Key to a successful Channel

The key to all of this is a dialogue with the customer. The reason the channel has been a successful go-to-market strategy for so many vendors for such a long time is that resellers understand their market better than any multinational vendor ever could.

Each end user will have different needs depending on their type of business, the applications they deploy, backup requirements and availability needs. As we have seen, location is also a key factor in deploying a solution. If a user is metro-based but has staff or services in remote areas, Cloud deployments may be less effective.

Similarly if the user has concerns over Cloud for security or productivity reasons, an on-premise solution may still be very much the best way forward.

Resellers should take the time to investigate these individual needs in order to find the best solution that meets immediate needs and lays the groundwork for recurring revenue through managed services or value add.

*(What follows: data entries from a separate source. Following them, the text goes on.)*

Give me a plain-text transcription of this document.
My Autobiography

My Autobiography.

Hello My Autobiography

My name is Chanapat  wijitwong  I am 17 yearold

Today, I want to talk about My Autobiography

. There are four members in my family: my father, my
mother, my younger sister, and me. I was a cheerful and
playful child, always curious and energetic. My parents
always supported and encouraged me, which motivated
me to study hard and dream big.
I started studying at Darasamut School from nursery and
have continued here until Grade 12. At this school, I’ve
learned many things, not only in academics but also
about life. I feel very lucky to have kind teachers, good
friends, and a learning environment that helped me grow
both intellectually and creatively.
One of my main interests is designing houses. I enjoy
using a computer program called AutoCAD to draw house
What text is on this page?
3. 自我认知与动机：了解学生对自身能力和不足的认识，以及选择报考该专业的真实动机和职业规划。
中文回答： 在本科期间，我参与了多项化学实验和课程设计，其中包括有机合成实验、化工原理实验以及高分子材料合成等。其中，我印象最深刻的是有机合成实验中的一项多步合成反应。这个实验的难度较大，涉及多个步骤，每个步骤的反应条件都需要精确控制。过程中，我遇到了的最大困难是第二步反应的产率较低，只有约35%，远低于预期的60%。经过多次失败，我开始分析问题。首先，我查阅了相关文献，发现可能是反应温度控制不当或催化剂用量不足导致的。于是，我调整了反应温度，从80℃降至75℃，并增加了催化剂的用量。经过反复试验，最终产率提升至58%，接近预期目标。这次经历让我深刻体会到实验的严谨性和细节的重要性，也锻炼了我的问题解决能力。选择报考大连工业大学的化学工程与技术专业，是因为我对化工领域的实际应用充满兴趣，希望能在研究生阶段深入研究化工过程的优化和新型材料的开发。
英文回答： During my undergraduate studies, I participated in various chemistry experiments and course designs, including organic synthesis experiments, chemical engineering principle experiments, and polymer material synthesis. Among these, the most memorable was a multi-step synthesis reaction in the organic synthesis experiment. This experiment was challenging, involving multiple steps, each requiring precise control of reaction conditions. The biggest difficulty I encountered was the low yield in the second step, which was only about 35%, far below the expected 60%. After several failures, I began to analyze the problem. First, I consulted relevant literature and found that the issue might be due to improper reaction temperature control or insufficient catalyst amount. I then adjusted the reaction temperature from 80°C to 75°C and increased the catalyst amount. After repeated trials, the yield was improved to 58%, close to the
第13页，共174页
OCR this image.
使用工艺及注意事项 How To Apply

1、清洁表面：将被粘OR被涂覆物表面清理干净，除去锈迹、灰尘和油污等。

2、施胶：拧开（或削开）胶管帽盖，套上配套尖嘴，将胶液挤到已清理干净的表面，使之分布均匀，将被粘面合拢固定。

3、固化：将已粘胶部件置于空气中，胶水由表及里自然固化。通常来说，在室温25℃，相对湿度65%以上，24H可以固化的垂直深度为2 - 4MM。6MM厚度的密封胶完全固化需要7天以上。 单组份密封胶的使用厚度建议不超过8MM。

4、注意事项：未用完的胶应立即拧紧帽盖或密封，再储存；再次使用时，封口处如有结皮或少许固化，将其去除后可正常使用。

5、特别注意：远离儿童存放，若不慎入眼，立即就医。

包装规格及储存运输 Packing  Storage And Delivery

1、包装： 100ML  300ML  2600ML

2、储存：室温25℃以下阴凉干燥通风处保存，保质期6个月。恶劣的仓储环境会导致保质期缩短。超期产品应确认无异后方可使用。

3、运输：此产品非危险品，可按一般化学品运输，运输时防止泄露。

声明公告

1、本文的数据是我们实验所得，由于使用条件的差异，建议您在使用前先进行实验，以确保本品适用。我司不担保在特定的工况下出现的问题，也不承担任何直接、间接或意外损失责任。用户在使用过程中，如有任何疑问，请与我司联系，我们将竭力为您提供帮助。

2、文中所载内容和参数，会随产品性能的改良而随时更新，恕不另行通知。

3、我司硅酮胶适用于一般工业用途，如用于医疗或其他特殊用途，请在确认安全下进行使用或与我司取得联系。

By choosing to deploy a class-leading NAS offering like those from Seagate, resellers can be assured they are providing the best possible hardware and software combination to take their clients business to new levels of productivity, security and convenience.

The age of the box-dropper is well and truly behind us. No longer can resellers rely on proving themselves every time a refresh cycle comes around. They now need to do this on a daily basis as the solutions they deploy are under constant scrutiny.